Portlanders Say No Thank You To Buying Cars When They Have Electric Scooters, Detroit Frowns! by Nicolas Zart, Clean Technica, February 6th, 2019, excerpt
The city of Portland tackled 4 critical objectives a few years ago:
1. Reduce traffic congestion by shifting trips away from private motor vehicle use
2. Prevent fatalities and serious injuries on Portland streets
3. Expand access to opportunities for underserved Portlanders
4. Reduce air pollution, including climate pollution
The Portland Bureau of Transportation has released enough data to back up the assumption e-scooter startups claim, that they disrupt mobility overall. According to The Verge, the Portland Bureau of Transportation studied the impact of e-scooters on the city during its 4-month pilot. After 700,369 trips covering 801,887 miles on 2,043 e-scooters, 62% of Portlanders view e-scooters positively, higher for those under 35 (71% favorable), for people of color (74% favorable), and for those with incomes below $30,000 (66% favorable).
Additionally, 71% used e-scooters to get to a destination and 28.6% said they used them for recreation or exercise.
Taking a ding into car ownership, e-scooters are becoming a way to replace cars. 34% of the city’s riders and 48% of its visitors used an e-scooter instead Uber, Lyft, or a taxi. 6% of car owners say they are getting rid of their vehicles in favor of e-scooters and another 16% are considering it.
Portland E-Scooter Analysis Shows Users Want Easy Mobility
What I found the most striking is that E-scooter users generally preferred riding on low-speed streets and in bike lanes, not on main streets or sidewalks. The disturbing news is that there is little to no mention of wearing safety gear or helmets. The report did show an increase in e-scooter-related injuries during the pilot period, and most in emergency rooms were considered “not severe enough to warrant emergency transport.” Finally, e-scooter injury visits were 5% of total traffic injury visits during the pilot period, with 43 reports of collisions during the pilot period.

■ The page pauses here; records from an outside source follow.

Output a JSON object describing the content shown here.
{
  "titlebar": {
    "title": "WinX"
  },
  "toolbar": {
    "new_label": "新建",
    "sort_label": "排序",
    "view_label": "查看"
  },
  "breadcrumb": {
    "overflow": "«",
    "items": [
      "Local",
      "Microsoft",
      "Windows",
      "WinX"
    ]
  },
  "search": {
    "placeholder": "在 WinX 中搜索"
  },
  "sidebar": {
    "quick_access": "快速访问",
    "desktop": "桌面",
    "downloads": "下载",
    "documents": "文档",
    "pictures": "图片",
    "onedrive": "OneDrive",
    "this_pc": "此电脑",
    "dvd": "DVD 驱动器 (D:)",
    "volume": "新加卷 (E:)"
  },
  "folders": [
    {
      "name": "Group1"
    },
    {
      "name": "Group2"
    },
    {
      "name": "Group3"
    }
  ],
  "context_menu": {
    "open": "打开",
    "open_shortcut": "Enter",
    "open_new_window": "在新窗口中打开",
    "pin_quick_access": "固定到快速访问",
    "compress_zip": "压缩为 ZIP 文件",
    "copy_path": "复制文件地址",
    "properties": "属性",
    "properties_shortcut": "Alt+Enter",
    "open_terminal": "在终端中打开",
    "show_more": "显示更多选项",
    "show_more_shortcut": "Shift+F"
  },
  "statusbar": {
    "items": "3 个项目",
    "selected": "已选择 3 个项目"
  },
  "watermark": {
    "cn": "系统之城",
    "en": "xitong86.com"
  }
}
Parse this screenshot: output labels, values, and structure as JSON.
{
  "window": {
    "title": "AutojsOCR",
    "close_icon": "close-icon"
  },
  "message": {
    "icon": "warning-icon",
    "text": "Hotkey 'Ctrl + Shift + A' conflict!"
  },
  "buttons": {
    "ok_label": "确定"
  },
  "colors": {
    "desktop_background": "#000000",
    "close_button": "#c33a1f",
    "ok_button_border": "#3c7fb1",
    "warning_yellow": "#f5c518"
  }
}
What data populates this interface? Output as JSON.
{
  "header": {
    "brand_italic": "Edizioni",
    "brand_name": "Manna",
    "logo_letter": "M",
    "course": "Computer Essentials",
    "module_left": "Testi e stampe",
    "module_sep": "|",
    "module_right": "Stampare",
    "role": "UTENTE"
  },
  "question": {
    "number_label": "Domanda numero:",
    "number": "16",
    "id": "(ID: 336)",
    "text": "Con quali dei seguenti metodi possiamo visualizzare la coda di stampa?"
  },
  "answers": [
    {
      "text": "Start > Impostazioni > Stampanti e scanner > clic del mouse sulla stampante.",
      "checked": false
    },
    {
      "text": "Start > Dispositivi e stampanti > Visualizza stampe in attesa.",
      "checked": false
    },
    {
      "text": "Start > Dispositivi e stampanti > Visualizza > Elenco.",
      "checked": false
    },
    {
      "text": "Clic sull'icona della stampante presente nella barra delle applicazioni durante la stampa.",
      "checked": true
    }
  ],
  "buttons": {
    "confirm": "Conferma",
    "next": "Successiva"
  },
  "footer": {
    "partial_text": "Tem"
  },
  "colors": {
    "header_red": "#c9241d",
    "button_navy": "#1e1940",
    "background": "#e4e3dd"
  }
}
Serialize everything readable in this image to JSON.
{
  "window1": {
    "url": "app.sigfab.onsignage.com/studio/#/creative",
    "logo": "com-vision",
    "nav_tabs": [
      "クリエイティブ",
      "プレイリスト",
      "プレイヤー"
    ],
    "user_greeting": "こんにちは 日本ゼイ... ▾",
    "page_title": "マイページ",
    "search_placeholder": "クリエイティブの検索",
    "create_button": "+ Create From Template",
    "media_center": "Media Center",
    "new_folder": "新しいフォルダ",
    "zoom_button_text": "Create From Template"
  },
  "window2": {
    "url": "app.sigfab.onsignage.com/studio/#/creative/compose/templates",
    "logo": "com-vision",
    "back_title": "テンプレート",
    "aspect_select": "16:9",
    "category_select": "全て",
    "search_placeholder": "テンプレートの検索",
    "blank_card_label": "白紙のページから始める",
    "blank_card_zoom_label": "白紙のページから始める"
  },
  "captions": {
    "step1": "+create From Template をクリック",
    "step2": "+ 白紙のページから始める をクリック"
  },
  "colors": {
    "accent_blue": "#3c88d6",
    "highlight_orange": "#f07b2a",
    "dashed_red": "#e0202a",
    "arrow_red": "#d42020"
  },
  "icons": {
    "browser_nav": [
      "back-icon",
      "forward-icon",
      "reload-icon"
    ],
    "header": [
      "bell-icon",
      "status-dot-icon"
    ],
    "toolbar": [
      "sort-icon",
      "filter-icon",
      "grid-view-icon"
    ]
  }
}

The biggest problems the trial period revealed were illegal sidewalk riding — residents feel they are too fast for use on sidewalks — and incorrect scooter parking. E-scooters need to be left in their allocated parking spots. Lastly, e-scooter used on Portland park trails violated the city’s rules. 66% of riders said they weren’t aware of those rules.
Overall, the e-scooter pilot showed the potential of a small, light, electric, shared vehicle to move people quickly and easily without adding to Portland traffic. The city feels e-scooters have the potential to advance its transportation goals. As cities grow with more congestion, e-scooters have the potential to move people safely and efficiently.